You departed the band for the first time in 1983. What did you do for the decade you were out of AC/DC?
I did quite a bit of farming, I built a studio, I was messing around with a few turns and one of them turned into the Head Job album. It was just finding something to do and I was lucky enough to meet up with Allan and Geoffrey (the two other musicians featured on the Head Job album) because they're great at what they do. The band's playing pretty well. I wouldn't say that we were like AC/DC, but I would say that we are going to put on a good, honest show.
Did you maintain much contact with any of the AC/DC band members in your time away? Which of them initially reached out to you in 1994 to invite you to the jam sessions that lead to you rejoining?

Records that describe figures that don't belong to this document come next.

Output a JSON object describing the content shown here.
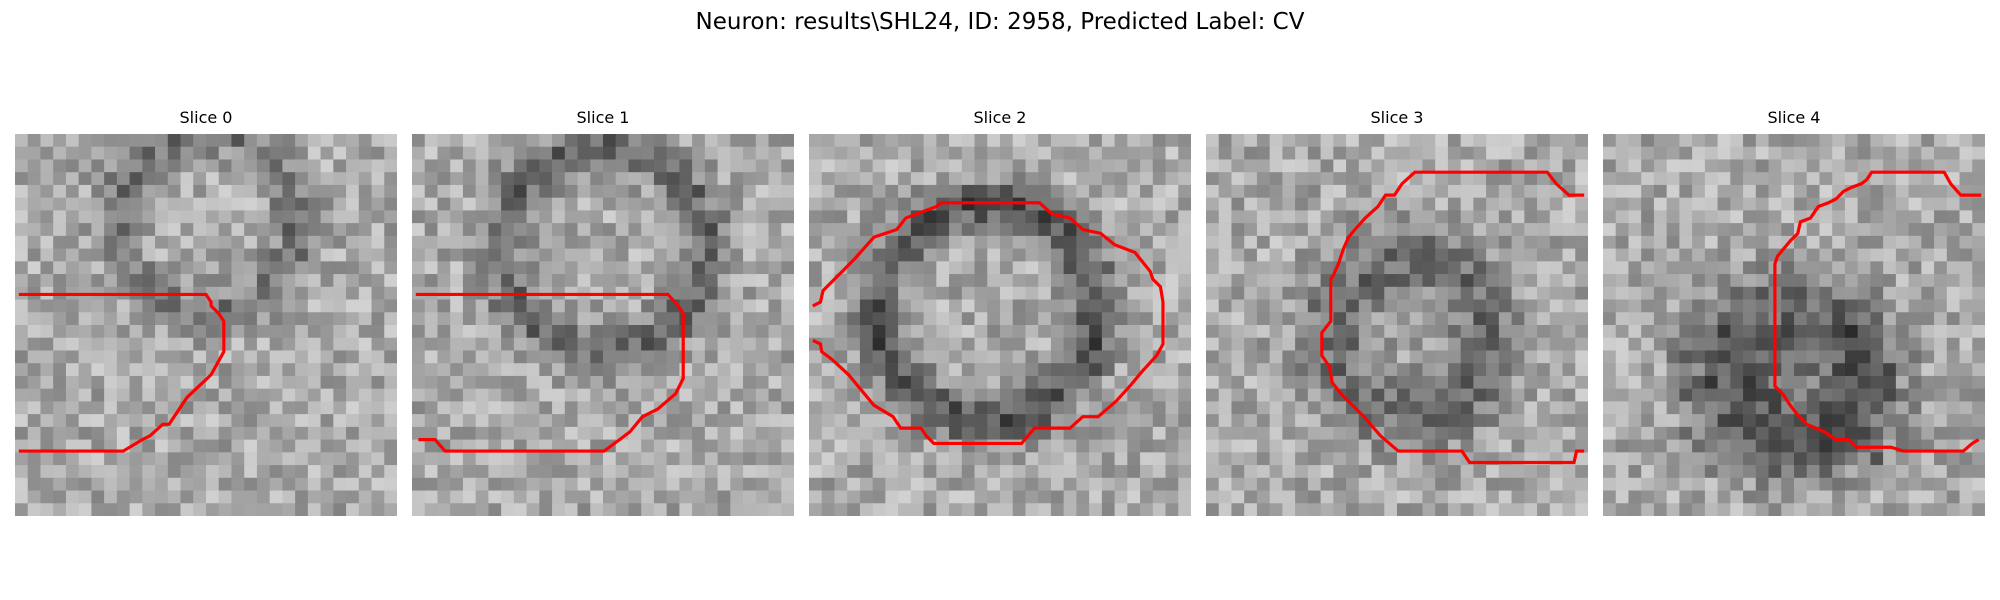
{
  "title": "Neuron: results\\SHL24, ID: 2958, Predicted Label: CV",
  "overlay_color": "#ff0000",
  "colormap": "grayscale",
  "panels": [
    {
      "label": "Slice 0"
    },
    {
      "label": "Slice 1"
    },
    {
      "label": "Slice 2"
    },
    {
      "label": "Slice 3"
    },
    {
      "label": "Slice 4"
    }
  ]
}
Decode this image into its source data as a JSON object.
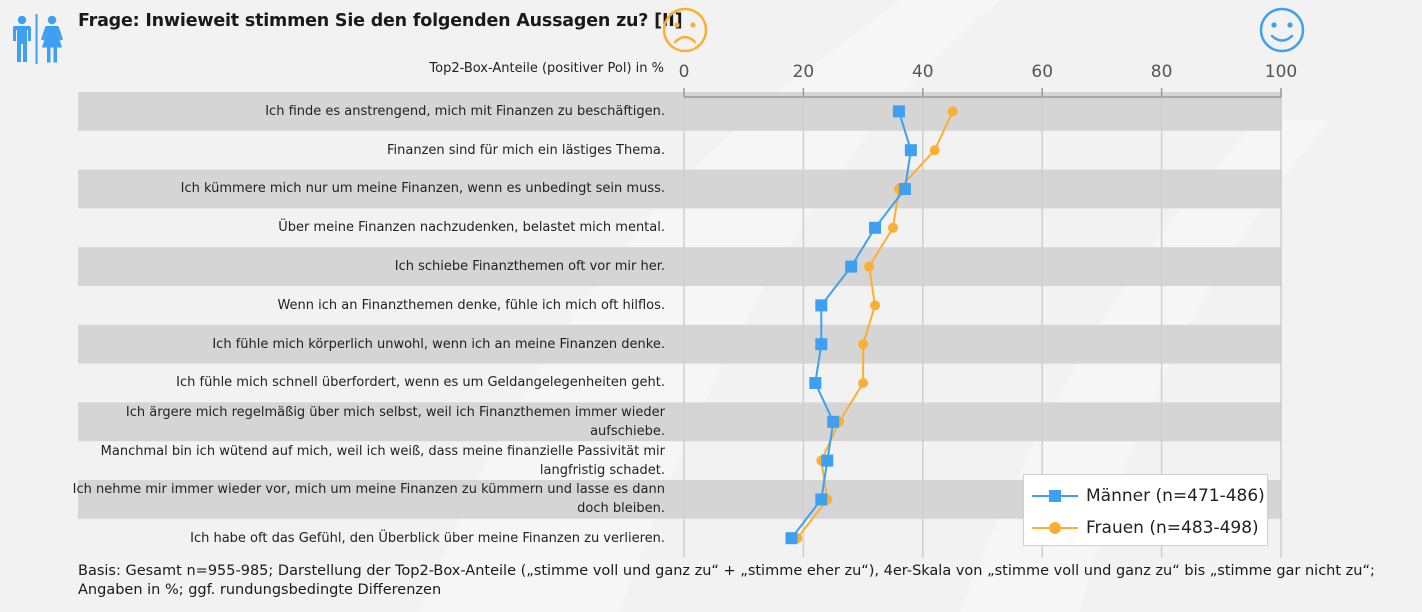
{
  "header": {
    "title": "Frage: Inwieweit stimmen Sie den folgenden Aussagen zu? [II]",
    "axis_caption": "Top2-Box-Anteile (positiver Pol) in %",
    "icons": {
      "gender": "men-women-icon",
      "negative_pole": "sad-face-icon",
      "positive_pole": "happy-face-icon"
    }
  },
  "colors": {
    "maenner": "#3fa0f2",
    "frauen": "#fbb034",
    "band": "#d5d5d5",
    "background": "#f2f2f2",
    "grid": "#cfcfcf",
    "axis": "#999999"
  },
  "legend": {
    "items": [
      {
        "label": "Männer (n=471-486)",
        "marker": "square"
      },
      {
        "label": "Frauen (n=483-498)",
        "marker": "circle"
      }
    ]
  },
  "chart_data": {
    "type": "line",
    "title": "Frage: Inwieweit stimmen Sie den folgenden Aussagen zu? [II]",
    "xlabel": "Top2-Box-Anteile (positiver Pol) in %",
    "ylabel": "",
    "xlim": [
      0,
      100
    ],
    "xticks": [
      0,
      20,
      40,
      60,
      80,
      100
    ],
    "grid": true,
    "legend_position": "bottom-right",
    "orientation": "horizontal-categories",
    "categories": [
      "Ich finde es anstrengend, mich mit Finanzen zu beschäftigen.",
      "Finanzen sind für mich ein lästiges Thema.",
      "Ich kümmere mich nur um meine Finanzen, wenn es unbedingt sein muss.",
      "Über meine Finanzen nachzudenken, belastet mich mental.",
      "Ich schiebe Finanzthemen oft vor mir her.",
      "Wenn ich an Finanzthemen denke, fühle ich mich oft hilflos.",
      "Ich fühle mich körperlich unwohl, wenn ich an meine Finanzen denke.",
      "Ich fühle mich schnell überfordert, wenn es um Geldangelegenheiten geht.",
      "Ich ärgere mich regelmäßig über mich selbst, weil ich Finanzthemen immer wieder aufschiebe.",
      "Manchmal bin ich wütend auf mich, weil ich weiß, dass meine finanzielle Passivität mir langfristig schadet.",
      "Ich nehme mir immer wieder vor, mich um meine Finanzen zu kümmern und lasse es dann doch bleiben.",
      "Ich habe oft das Gefühl, den Überblick über meine Finanzen zu verlieren."
    ],
    "series": [
      {
        "name": "Männer (n=471-486)",
        "marker": "square",
        "values": [
          36,
          38,
          37,
          32,
          28,
          23,
          23,
          22,
          25,
          24,
          23,
          18
        ]
      },
      {
        "name": "Frauen (n=483-498)",
        "marker": "circle",
        "values": [
          45,
          42,
          36,
          35,
          31,
          32,
          30,
          30,
          26,
          23,
          24,
          19
        ]
      }
    ]
  },
  "footnote": "Basis: Gesamt n=955-985; Darstellung der Top2-Box-Anteile („stimme voll und ganz zu“ + „stimme eher zu“), 4er-Skala von „stimme voll und ganz zu“ bis „stimme gar nicht zu“; Angaben in %; ggf. rundungsbedingte Differenzen"
}
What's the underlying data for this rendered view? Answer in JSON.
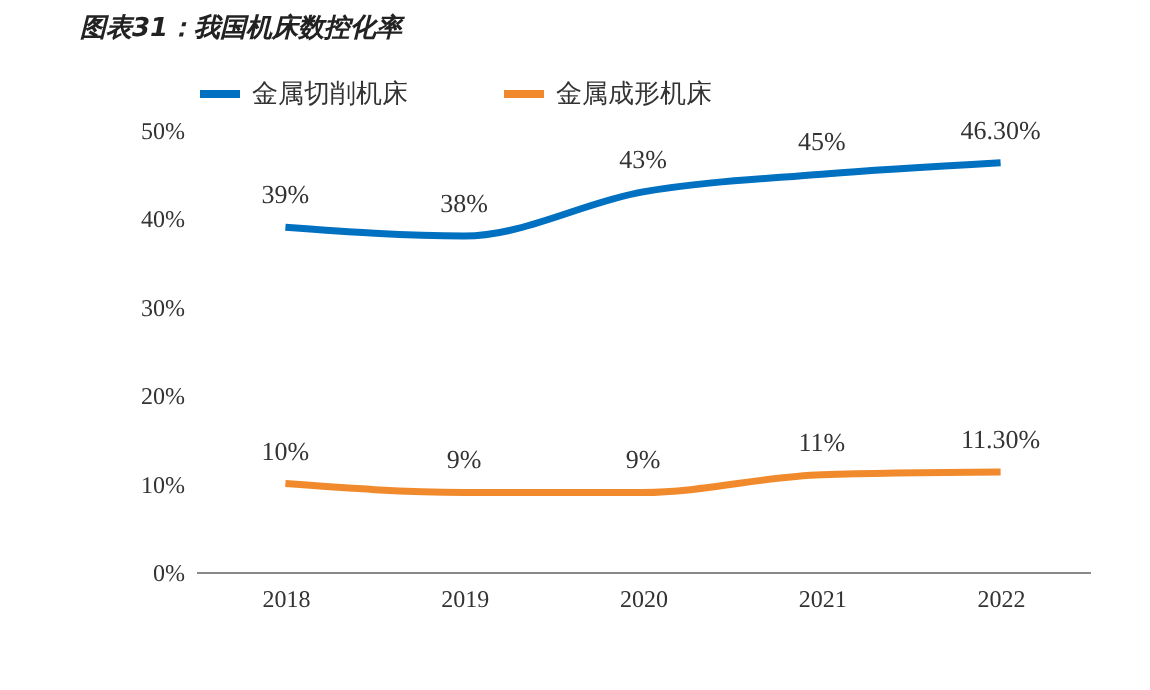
{
  "chart_data": {
    "type": "line",
    "title": "图表31：我国机床数控化率",
    "categories": [
      "2018",
      "2019",
      "2020",
      "2021",
      "2022"
    ],
    "series": [
      {
        "name": "金属切削机床",
        "color": "#0070c0",
        "values": [
          39,
          38,
          43,
          45,
          46.3
        ],
        "value_labels": [
          "39%",
          "38%",
          "43%",
          "45%",
          "46.30%"
        ]
      },
      {
        "name": "金属成形机床",
        "color": "#f08a2c",
        "values": [
          10,
          9,
          9,
          11,
          11.3
        ],
        "value_labels": [
          "10%",
          "9%",
          "9%",
          "11%",
          "11.30%"
        ]
      }
    ],
    "ylim": [
      0,
      50
    ],
    "yticks": [
      {
        "value": 0,
        "label": "0%"
      },
      {
        "value": 10,
        "label": "10%"
      },
      {
        "value": 20,
        "label": "20%"
      },
      {
        "value": 30,
        "label": "30%"
      },
      {
        "value": 40,
        "label": "40%"
      },
      {
        "value": 50,
        "label": "50%"
      }
    ],
    "grid": false,
    "legend": "top",
    "marker": "none",
    "line_style": "solid"
  }
}
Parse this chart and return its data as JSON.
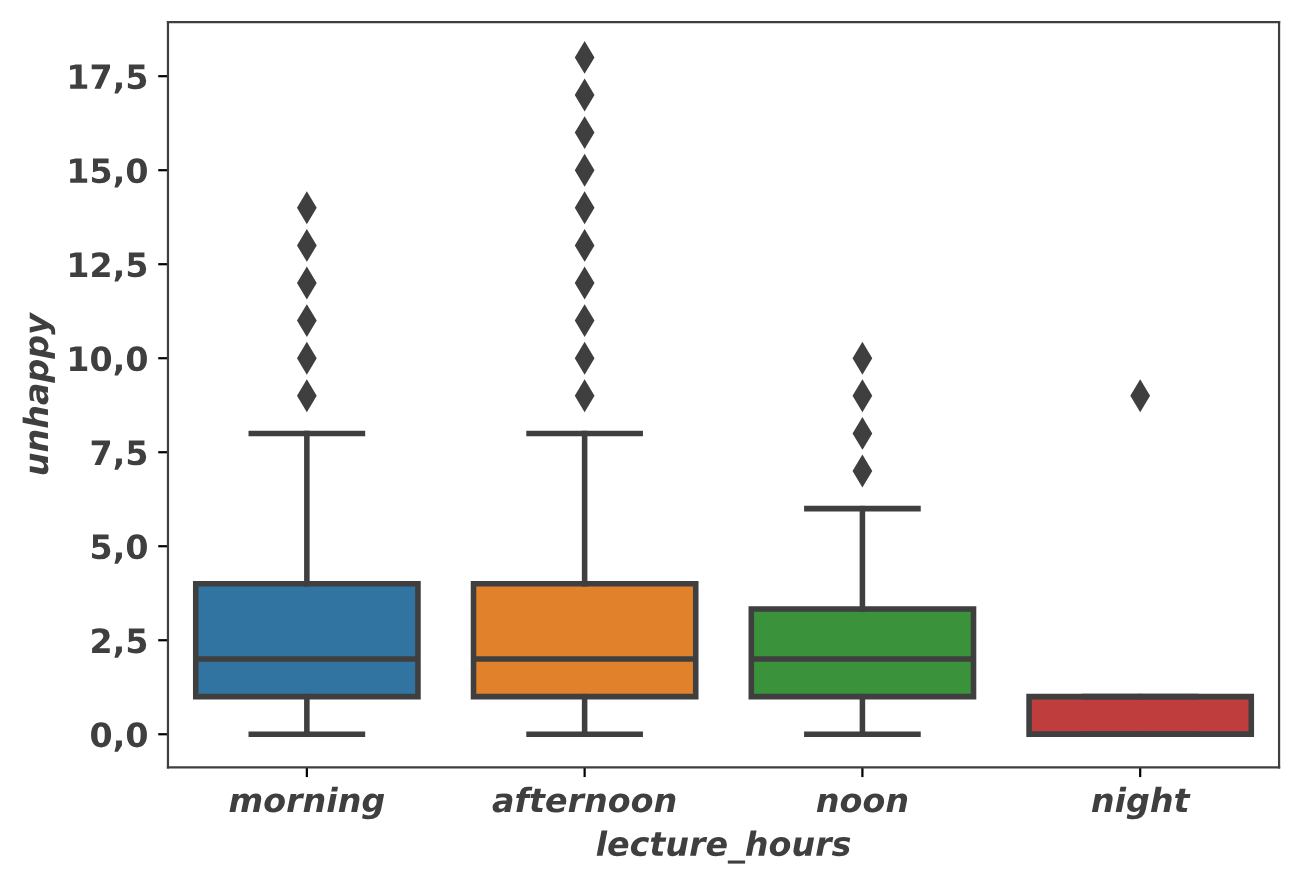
{
  "chart_data": {
    "type": "box",
    "xlabel": "lecture_hours",
    "ylabel": "unhappy",
    "categories": [
      "morning",
      "afternoon",
      "noon",
      "night"
    ],
    "colors": [
      "#3274a1",
      "#e1812c",
      "#3a923a",
      "#c03d3e"
    ],
    "boxes": [
      {
        "low": 0,
        "q1": 1,
        "median": 2,
        "q3": 4,
        "high": 8,
        "outliers": [
          9,
          10,
          11,
          12,
          13,
          14
        ]
      },
      {
        "low": 0,
        "q1": 1,
        "median": 2,
        "q3": 4,
        "high": 8,
        "outliers": [
          9,
          10,
          11,
          12,
          13,
          14,
          15,
          16,
          17,
          18
        ]
      },
      {
        "low": 0,
        "q1": 1,
        "median": 2,
        "q3": 3.33,
        "high": 6,
        "outliers": [
          7,
          8,
          9,
          10
        ]
      },
      {
        "low": 0,
        "q1": 0,
        "median": 0,
        "q3": 1,
        "high": 1,
        "outliers": [
          9
        ]
      }
    ],
    "ylim": [
      -0.88,
      18.94
    ],
    "yticks": [
      {
        "value": 0,
        "label": "0,0"
      },
      {
        "value": 2.5,
        "label": "2,5"
      },
      {
        "value": 5,
        "label": "5,0"
      },
      {
        "value": 7.5,
        "label": "7,5"
      },
      {
        "value": 10,
        "label": "10,0"
      },
      {
        "value": 12.5,
        "label": "12,5"
      },
      {
        "value": 15,
        "label": "15,0"
      },
      {
        "value": 17.5,
        "label": "17,5"
      }
    ],
    "grid": false,
    "legend": false
  }
}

No, not at all. I got a call from Malcolm one day asking me if maybe I wanted to come and jam and that was it. We were not really that communicative, you know?
In 2009 AC/DC were announced as the Business Review Weekly's top Australian earners in entertainment with earnings of $105 million, displacing The Wiggles from the number one spot for the first time in four years. Who the fuck are The Wiggles?
Ahaha, you work it out; The Wiggles! We never would have thought of The Wiggles as competition. Playstation are one of our biggest competitors now. There's always competition, it's just changed where it's coming from.
All of the band's songs since 1990 have been exclusively written by Angus and Malcolm giving the impression that AC/DC were very much the Young brother's band. Was that always the case or did it ever feel like a unit where the power was more evenly distributed?
I'd say it was always the Young brother's band, yeah. Pretty much. That's just the way it was, that was the way it grew. There was nothing to be done about it. I have enjoyed my independence, but I miss sparring with the guys, especially Malcolm and Angus. We bring out the best in each other, I'm sure. I don't know why that is.
Of all the members of AC/DC which would you most like to work with again? Would you contact them?
Well, there's only one left, Angus! I always enjoyed the Rock Or Bust album. It was a great album and I think I played really well on it. Brian sings really well on it too. Angus did a great job on it, he really knows what he's doing. He knows exactly where he wants to do.
Is it likely? I don't know. I think he's (Angus) in Australia at the moment and I'm over here. When I get back over there I'll see what's going on. People keep asking me what's happening with Angus. I keep thinking, "how the fuck would I know what Angus is doing?"
You're the first one to hear it. I'm still playing, I'm still rocking. I'm sure there's something there, you know.